A group of eight Spode English china dishes in the “Mandarin” pattern decorated with a chinoiserie waterside scene. Made in England circa 1820, these dishes can be seen in the collection of the Victoria and Albert Museum.
The scene shows an aristocratic lady with a small boy standing on the green lawn of their home with the sea in the background. A European trading ship can be seen in the on the water, a celebration of the trade between the East and West at this time. The pattern is a copy of an 18th-century Chinese pattern and it could be depicting Dutch, Portuguese, or British trade.
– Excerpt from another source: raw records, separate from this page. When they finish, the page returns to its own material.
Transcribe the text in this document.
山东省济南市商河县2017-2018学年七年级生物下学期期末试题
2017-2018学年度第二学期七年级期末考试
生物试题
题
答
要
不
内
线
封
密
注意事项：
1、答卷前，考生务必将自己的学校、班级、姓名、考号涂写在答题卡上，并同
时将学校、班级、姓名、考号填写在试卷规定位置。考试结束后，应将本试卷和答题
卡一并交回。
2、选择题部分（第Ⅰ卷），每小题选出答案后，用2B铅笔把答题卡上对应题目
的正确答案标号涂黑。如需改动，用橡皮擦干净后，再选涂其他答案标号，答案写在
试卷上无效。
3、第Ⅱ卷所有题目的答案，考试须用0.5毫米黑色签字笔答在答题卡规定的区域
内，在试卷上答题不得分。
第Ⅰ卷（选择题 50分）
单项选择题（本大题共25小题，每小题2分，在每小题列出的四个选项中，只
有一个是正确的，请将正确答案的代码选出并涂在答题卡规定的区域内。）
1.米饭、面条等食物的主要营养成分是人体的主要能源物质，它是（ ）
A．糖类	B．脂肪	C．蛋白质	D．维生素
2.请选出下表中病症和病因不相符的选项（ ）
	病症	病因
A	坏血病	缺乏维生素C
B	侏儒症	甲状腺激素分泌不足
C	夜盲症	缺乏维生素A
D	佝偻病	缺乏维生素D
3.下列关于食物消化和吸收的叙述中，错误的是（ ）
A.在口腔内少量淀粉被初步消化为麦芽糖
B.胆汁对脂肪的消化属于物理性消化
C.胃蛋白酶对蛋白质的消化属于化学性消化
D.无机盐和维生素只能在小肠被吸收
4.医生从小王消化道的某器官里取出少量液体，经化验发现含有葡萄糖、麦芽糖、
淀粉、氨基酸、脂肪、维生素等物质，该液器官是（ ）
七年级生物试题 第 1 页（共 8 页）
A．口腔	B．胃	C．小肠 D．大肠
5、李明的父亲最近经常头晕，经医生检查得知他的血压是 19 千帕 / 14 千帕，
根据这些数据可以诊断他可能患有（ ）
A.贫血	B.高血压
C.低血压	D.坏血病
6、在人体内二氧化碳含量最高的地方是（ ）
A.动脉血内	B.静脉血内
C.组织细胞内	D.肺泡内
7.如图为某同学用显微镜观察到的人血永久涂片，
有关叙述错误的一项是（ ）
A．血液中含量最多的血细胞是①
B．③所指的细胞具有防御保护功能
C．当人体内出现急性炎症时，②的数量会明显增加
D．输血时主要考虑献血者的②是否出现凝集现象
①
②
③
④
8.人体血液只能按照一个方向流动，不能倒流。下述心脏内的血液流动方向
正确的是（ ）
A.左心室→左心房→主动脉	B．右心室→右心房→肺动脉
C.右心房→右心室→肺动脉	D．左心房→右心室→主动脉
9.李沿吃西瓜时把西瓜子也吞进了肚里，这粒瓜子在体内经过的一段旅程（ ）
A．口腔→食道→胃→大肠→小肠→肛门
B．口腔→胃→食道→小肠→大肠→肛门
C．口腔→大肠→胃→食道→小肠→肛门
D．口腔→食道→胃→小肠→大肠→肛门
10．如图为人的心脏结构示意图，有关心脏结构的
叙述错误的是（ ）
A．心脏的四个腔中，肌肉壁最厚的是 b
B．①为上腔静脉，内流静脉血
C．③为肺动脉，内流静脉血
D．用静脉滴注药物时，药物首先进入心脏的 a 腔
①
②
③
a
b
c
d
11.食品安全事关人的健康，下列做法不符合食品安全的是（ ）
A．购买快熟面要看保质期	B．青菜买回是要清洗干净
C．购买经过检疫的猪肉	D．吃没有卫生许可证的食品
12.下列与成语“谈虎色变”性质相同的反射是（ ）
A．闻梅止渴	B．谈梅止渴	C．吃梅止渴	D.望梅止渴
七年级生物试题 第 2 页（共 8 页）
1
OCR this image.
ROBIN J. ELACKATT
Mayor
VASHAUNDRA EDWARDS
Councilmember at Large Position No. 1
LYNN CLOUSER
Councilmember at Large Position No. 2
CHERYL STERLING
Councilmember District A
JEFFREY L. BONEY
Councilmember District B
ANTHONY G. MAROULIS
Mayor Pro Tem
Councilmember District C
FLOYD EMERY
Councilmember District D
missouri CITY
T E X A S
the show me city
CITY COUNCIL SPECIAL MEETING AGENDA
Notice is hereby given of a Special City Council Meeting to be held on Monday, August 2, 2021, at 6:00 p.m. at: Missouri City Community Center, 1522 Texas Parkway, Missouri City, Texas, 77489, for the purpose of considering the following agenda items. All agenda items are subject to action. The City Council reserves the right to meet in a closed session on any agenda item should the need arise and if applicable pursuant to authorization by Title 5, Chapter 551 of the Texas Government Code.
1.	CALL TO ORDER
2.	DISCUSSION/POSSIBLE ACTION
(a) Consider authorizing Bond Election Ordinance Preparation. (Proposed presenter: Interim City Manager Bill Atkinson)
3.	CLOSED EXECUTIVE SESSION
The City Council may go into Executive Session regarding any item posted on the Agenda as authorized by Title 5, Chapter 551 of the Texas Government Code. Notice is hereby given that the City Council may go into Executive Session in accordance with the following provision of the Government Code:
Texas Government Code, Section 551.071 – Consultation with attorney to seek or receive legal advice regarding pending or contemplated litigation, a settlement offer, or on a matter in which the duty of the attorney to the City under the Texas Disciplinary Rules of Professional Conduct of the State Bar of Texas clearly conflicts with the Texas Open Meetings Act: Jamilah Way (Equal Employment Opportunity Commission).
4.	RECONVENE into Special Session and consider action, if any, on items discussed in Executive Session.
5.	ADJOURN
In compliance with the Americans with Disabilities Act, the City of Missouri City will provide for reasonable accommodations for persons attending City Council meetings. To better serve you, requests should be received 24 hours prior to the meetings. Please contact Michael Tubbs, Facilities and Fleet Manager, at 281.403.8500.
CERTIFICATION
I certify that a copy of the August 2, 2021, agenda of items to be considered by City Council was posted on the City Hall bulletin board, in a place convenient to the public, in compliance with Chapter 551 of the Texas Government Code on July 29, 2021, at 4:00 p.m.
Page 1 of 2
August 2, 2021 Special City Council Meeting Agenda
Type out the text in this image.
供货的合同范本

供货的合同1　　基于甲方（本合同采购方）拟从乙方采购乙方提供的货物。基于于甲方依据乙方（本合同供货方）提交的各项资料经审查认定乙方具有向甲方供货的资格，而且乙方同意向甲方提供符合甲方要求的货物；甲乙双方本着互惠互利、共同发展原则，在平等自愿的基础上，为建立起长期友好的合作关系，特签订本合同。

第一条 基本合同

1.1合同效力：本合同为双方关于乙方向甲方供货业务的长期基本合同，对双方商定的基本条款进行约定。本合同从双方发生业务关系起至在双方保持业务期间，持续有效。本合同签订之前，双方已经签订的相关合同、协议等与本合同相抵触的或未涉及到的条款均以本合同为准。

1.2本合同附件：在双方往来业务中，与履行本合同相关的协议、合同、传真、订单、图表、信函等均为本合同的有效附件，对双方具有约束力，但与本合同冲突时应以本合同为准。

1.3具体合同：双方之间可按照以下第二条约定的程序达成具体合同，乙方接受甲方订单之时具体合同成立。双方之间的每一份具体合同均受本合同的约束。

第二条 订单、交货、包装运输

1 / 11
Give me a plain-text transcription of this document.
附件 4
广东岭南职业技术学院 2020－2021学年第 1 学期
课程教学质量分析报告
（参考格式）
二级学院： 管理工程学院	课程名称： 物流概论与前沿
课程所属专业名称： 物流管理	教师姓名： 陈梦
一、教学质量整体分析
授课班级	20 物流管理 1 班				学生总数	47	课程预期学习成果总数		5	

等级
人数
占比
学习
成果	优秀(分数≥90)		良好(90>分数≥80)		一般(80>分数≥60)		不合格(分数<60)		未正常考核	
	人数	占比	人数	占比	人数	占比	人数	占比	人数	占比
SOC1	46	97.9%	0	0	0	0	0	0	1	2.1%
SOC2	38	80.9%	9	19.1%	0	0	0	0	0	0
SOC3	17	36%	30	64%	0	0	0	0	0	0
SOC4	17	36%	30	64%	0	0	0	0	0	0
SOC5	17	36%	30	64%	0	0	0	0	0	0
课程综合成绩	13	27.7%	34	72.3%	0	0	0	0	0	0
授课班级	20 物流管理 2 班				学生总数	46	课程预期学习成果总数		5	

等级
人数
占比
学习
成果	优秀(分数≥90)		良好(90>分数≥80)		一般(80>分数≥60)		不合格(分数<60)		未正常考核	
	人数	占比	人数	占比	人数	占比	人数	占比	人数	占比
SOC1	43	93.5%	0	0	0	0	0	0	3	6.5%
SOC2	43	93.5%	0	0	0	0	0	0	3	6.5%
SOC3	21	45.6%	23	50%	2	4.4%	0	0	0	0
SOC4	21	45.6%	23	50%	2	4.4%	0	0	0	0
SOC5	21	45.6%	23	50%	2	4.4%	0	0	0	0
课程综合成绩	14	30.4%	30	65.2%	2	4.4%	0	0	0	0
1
The border, known as the “Ship Border,” is painted with pink peonies in a Chinese Famille Rose style and can be found on many other Spode plates.
Each plate is marked “Spode Stone China” with the pattern number 3067.
The combination of all the colors: the pink, brown and green with touches of gilt are lovely. These Spode English china dishes would be particularly suitable for decoration because seven of the eight are interesting shapes. They will enhance any display cabinet or wall.
The group comprises: three shell shaped serving dishes, two pairs of oval dishes, one pair of ovals with gilded handles, and a single round serving plate 9.75 inches diameter.
Josiah Spode I died suddenly in 1797 and it fell to his son Josiah Spode II to continue and perfect his father’s developments. In partnership with William Copeland, Josiah II continued the business for the next thirty years Under their management in the early 19th century, considered by many to be the “Golden Age” of English ceramics, the company grew to be the largest pottery in Stoke and a pre-eminent manufacturer of fine ceramics of every kind. Josiah Spode II was appointed “Potter to the Prince of Wales” when the Prince Regent visited the factory in 1806.
A Spode English china dish in this pattern can be seen in the collection of the V & A Museum.